La réflexion la plus élémentaire nous montre qu’il y a trois sortes de liberté.
1) D’abord, la liberté psychologique, ou libre arbitre, propre aux êtres pourvus d’intelligence, et qui est la faculté de se déterminer vers tel ou tel bien indépendamment de toute nécessité intérieure (réflexe, instinct, etc.). Le libre arbitre fait la dignité radicale de la personne humaine, qui est d’être sui juris, de relever d’elle-même, et donc d’être responsable, ce que l’animal n’est pas.
2) Ensuite nous avons la liberté morale, qui concerne l’usage du libre arbitre : usage bon si les moyens choisis conduisent à l’obtention d’une fin bonne, usage mauvais s’ils n’y conduisent pas. Vous voyez dès lors que la liberté morale est essentiellement relative au bien. Le pape Léon XIII la définit magnifiquement et d’une manière très simple : la liberté morale, dit-il, est « la faculté de se mouvoir dans le bien » . La liberté morale n’est donc pas un absolu, elle est toute relative au Bien, c’est-à-dire finalement à la loi. Car c’est la loi, et d’abord la loi éternelle qui est dans l’intelligence divine, puis la loi naturelle qui est la participation à la loi éternelle par la créature raisonnable, c’est cette loi qui détermine l’ordre posé par le créateur entre les fins qu’il assigne à l’homme (survivre, se multiplier, s’organiser en société, parvenir à sa fin ultime, le Summum Bonum, qui est Dieu) et les moyens aptes à obtenir ces fins. La loi n’est pas un antagoniste de la liberté, c’est au contraire une aide nécessaire et il faut dire cela aussi des lois civiles dignes de ce nom. Sans la loi, la liberté dégénère en licence, qui est » faire ce qui me plait » . Précisément certains libéraux, faisant de cette liberté morale un absolu, prêchent la licence, la liberté de faire indifféremment le bien ou le mal, d’adhérer indifféremment au vrai ou au faux. Mais qui ne voit que la possibilité de faillir au bien, loin d’être l’essence et la perfection de la liberté, est la marque de l’imperfection de l’homme déchu ! Bien plus, comme l’explique saint Thomas4, la faculté de pécher n’est pas une liberté, mais une servitude : » celui qui commet le péché est esclave du péché » . (Jn 8, 34).

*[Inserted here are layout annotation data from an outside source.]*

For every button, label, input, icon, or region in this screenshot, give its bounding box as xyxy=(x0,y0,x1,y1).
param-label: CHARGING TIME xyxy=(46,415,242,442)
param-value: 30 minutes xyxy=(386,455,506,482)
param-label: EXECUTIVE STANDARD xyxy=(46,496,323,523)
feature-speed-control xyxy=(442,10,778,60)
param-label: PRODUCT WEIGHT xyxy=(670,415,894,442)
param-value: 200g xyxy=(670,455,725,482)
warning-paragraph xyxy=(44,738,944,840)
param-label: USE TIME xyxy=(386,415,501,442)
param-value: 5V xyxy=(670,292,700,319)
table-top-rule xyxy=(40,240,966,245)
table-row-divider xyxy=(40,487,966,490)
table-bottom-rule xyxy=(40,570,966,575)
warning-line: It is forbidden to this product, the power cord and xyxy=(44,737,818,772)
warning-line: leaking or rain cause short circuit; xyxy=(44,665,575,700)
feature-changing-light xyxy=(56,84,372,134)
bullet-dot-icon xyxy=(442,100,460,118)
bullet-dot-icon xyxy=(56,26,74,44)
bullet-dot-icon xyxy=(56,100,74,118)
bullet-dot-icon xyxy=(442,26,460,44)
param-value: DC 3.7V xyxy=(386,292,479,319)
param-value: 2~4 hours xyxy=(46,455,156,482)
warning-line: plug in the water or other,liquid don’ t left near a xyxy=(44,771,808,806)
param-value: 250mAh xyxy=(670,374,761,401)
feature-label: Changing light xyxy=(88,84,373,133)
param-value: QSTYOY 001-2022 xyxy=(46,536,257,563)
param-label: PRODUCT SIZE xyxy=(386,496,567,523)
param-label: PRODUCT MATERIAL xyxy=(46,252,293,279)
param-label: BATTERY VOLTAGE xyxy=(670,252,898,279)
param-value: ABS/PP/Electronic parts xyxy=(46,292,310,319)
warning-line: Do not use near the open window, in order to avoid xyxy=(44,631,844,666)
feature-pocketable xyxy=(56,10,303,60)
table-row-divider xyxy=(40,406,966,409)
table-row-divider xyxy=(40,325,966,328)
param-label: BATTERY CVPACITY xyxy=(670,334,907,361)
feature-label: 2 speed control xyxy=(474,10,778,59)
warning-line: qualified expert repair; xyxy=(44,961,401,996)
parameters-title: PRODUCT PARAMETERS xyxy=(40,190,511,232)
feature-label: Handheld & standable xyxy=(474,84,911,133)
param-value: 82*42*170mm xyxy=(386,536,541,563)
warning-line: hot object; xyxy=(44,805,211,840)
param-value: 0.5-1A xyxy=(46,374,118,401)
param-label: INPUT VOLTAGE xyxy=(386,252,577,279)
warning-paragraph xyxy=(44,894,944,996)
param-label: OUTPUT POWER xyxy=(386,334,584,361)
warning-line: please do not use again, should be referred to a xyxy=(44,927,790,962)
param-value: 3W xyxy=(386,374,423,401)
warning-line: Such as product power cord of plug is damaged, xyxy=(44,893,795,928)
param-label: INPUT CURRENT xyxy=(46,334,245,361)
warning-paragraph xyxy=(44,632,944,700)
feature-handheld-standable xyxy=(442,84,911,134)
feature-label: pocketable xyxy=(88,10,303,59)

Au contraire, bien guidée par la loi, canalisée entre de précieux garde-fous, la liberté atteint sa fin. Voici ce qu’expose le pape Léon XIII à ce propos
» La condition de la liberté humaine étant telle, il lui fallait une protection, il lui fallait des aides et des secours capables de diriger tous ses mouvements vers le bien et les détourner du mal : sans cela, la liberté eût été pour l’homme une chose très nuisible. — Et d’abord, une loi, c’est-à-dire une règle de ce qu’il faut faire ou ne pas faire, lui était nécessaire »5.
Et Léon XIII conclut son exposé par cette admirable définition, que j’appellerai plénière, de la liberté
» Dans une société d’hommes, la liberté digne de ce nom ne consiste pas à faire tout ce qui nous plaît : ce serait dans l’Etat une confusion extrême, un trouble qui aboutirait à l’oppression ; la liberté consiste en ce que, par le secours des lois civiles, nous puissions plus aisément vivre selon les prescriptions de la loi éternelle »6.
3) Enfin vient la liberté physique, ou liberté d’action ou liberté vis-à-vis de la contrainte, qui est l’absence de contrainte extérieure qui nous empêche d’agir selon notre conscience. Eh bien, c’est précisément de cette liberté que les libéraux font un absolu, et c’est cette conception qu’il va nous falloir analyser et critiquer.